In order to promote Tunisian self-sufficiency, the plan restricted foreign investment to below 50% net of the total. The Ben Salah strategy expanded along with his ministerial ambit which included the ministry of education from 1967 and also extended into control of the important agriculture sector. It was in agriculture that he imposed some of his most far reaching reforms, notably with the creation in 1962 of production co-operatives, each grouped around a number of selected farmer-peasants.

However, it was rapid changes in agriculture and its intensive mechanisation, which aggravated the situation of the peasants outside the system and those without land, while even inside the co-operative structures discontent mounted, resulting from excessive sclerotic bureaucracy undermined efficiency and even led to late payment of wages. Popular discontent began to reach out beyond the agriculture sector and the ten-year plan rolled out.

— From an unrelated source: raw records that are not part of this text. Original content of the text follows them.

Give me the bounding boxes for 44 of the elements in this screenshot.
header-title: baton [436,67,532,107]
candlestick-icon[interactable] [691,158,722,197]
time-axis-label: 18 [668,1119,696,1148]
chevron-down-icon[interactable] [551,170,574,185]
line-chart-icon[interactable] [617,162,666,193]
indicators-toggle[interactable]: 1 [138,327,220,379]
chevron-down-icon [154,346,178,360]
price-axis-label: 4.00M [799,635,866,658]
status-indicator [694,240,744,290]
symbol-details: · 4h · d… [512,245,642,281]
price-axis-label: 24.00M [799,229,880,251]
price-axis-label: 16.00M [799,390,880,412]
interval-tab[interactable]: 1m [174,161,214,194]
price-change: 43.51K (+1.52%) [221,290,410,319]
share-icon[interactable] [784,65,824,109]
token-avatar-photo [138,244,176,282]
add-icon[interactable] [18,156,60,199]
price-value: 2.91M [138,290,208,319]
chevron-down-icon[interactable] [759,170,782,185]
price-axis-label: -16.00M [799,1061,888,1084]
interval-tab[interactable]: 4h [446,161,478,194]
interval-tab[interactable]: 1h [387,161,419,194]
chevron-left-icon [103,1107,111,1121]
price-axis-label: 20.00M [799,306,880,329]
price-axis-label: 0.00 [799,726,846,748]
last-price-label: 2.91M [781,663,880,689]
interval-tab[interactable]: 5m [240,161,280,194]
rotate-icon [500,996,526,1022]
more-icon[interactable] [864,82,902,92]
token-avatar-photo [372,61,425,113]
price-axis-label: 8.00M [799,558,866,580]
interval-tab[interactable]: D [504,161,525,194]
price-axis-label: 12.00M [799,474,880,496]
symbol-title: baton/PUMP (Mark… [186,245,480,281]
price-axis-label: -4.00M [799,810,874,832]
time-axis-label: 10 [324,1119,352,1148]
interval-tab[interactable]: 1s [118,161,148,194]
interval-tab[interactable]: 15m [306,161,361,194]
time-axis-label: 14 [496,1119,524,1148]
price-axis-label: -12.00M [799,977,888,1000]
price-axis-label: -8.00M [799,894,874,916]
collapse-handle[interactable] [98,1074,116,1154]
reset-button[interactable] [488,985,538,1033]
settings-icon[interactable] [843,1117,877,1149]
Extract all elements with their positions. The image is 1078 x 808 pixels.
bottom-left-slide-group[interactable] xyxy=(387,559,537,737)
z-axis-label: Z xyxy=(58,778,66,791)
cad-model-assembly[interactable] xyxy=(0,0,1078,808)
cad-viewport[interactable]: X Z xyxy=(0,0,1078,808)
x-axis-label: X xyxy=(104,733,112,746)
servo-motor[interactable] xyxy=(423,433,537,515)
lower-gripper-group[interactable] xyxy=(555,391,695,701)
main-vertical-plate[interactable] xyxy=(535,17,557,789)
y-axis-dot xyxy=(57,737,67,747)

By 1968, the entire commercial sector was affected, and in January 1969 street violence broke out, notably at Ouerdanin where a dozen demonstrators lost their lives in confrontations with the forces of law and order. An alliance of discontent covering the commercial and agriculture sectors joined together to oppose Ben Salah who also lost the support of the dispossessed poorer peasants.

===Fall===
The system based around co-operatives had failed. When it came, the fall of Ben Salah was rapid. On 3 August 1969, he was dismissed, formally stripped of his ministerial posts the next month. On 22 September 1969, the president announced that the "socialist experience" was at an end ("la fin de l'expérience socialiste"). Ben Salah was also excluded from what had been renamed in 1964 as the Socialist Destourian Party, and had his seat in the national legislature withdrawn. He was accused of having abused the president's trust and having exploited, during the last few years, the president's poor health. (President Bourguiba would remain in office for nearly another twenty years, till 1987, and died only in 2000). On 25 May 1970 he was brought before the High Court. The charges, which implied presidential input, covered "High treason, lack of trust in the head of state, financial and administrative irregularities, falsification of statistics and political manoeuverings preparatory to a seizure of power" ("haute trahison, manque de confiance envers le chef de l'État, irrégularités financières et administratives, falsification de statistiques et manœuvres politiques en vue d'accaparer le pouvoir"). He was condemned to ten years of hard labour.

===Exile: long but not unbroken===
Ben Salah managed to escape from his prison in Tunis on 4 February 1973, and fled to Algeria where he was granted political asylum. Despite everything, he remained politically active. He founded the "Popular Unity Movement" ("Mouvement de l'unité populaire" - later the "Popular Unity Party"). In May 1988, one year after the régime change that brought a new president to power in Tunisia, Ben Salah received a pardon and returned to Tunisia after a fifteen-year exile. On 21 August 1989 he submitted an application to register the "Popular Unity Party", but the application was ignored. In September 1990, he found himself obliged to go back into exile, returning home definitively only in September 2000.

On 12 February 2011, following a further régime change, a renewed application to register the "Popular Unity Party" was submitted, and on 8 March 2011 the party which he served as General Secretary was finally authorised to undertake political activity. Ben Salah became the party's president on 13 May 2012.

==Honours==
=== Tunisian national honours===
- Grand Cordon of the Order of Independence (1965)

===Foreign honors===
- Algeria: Medal of Honor of the Republic of Algeria (3 January 2013)

==Publications==
- Témoignage d'Ahmed Ben Salah sur son parcours national et international, Zaghouan, Fondation Temimi pour la recherche scientifique et l'information, 2002.
- Pour rétablir la vérité : réformes et développement en Tunisie, 1961-1969, Tunis, Cérès, 2008.